Across Berks, Bucks and Oxon livestock graze more than 1,300 hectares of our nature reserve, in Bucks this is around 300 hectares. A third of the total is by BBOWT’s own livestock and the remaining land is grazed by animals belonging to graziers.

In Bucks, cattle and sheep graze chalk grassland in autumn and winter, and hay meadows after the summer hay cut.

Chalk grassland and hay meadows exist because of traditional grazing and farming techniques.

Without grazing the coarse grasses would start to dominate these habitats, followed by woody plants and, if left long enough, grassland would eventually become woodland.

BBOWT uses native breeds on our reserves – Dexter cattle and Hebridean and Beulah speckled face sheep.

These are selected for their hardiness and are able stay out on reserves all year, in all weathers. They are also good for grazing areas of scrub and ‘poor’ grassland.

Hebridean sheep graze a meadow at Dancersend nature reserve

The Trust uses a mix of livestock as different animals graze in a different way.

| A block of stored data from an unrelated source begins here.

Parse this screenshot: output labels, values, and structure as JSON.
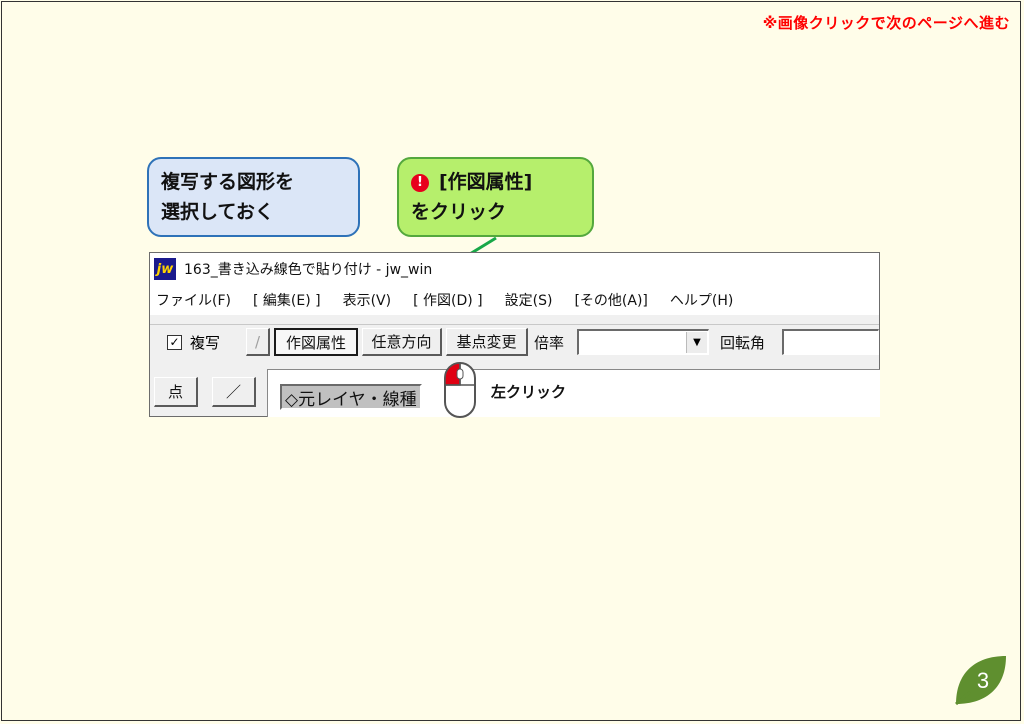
{
  "nav_note": "※画像クリックで次のページへ進む",
  "callout_left": {
    "line1": "複写する図形を",
    "line2": "選択しておく"
  },
  "callout_right": {
    "badge": "❶",
    "line1": "[作図属性]",
    "line2": "をクリック"
  },
  "window": {
    "app_icon_text": "jw",
    "title": "163_書き込み線色で貼り付け - jw_win",
    "menus": [
      "ファイル(F)",
      "[ 編集(E) ]",
      "表示(V)",
      "[ 作図(D) ]",
      "設定(S)",
      "[その他(A)]",
      "ヘルプ(H)"
    ],
    "toolbar": {
      "copy_checkbox_checked": true,
      "copy_label": "複写",
      "slash_button": "/",
      "attr_button": "作図属性",
      "direction_button": "任意方向",
      "base_button": "基点変更",
      "scale_label": "倍率",
      "scale_value": "",
      "rotation_label": "回転角",
      "rotation_value": ""
    },
    "row2": {
      "point_button": "点",
      "line_button": "／",
      "layer_label": "◇元レイヤ・線種"
    }
  },
  "mouse_label": "左クリック",
  "page_number": "3",
  "colors": {
    "accent_red": "#ff0000",
    "callout_blue_bg": "#dbe6f7",
    "callout_green_bg": "#b6ef6c",
    "leaf_green": "#5f8f2f"
  }
}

Sheep nibble grass resulting in short vegetation and they help maintain grassland that contains a wide variety of species.

Cattle tear off hunks of grass which creates a ‘tussocky’ habitat, ideal for a range of invertebrates and ground nesting birds such as lapwing and snipe.

When we restore chalk grassland and wildflower meadows that have become overgrown, volunteers and staff first remove scrub or saplings. Livestock continue the work, grazing to remove the coarser grasses and slowing the re-growth of scrub.

This all helps wild flowers such as orchids to bloom and encourages the variety of insects associated with them.

A sheep eats around 5kg of vegetation a day and cattle around 35kg a day each. Over the course of a year the livestock remove more than 1,200 tonnes of vegetation from our reserves.

This saves a lot of work by machinery, which is expensive and not environmentally-friendly, and by volunteers, who can get on with other tasks. It also means the vegetation is managed continuously while the animals are on site, rather than in bursts when volunteers or machinery can be on site.

There’s another benefit of cattle too - astonishingly around 200 species of insect may live in a cow pat, some of which make great food for bats!

BBOWT can only use as many animals as we do thanks to the legion of loyal stock watchers who help the Trust’s livestock to stay happy and healthy over the winter. Many volunteers give their time each week to check the animals.

Next time you see livestock on a reserve, or swathes of beautiful wild flowers in spring and summer, remember this is thanks to a return to a centuries old way of managing habitats, which BBOWT is continuing for the benefit of our local wildlife.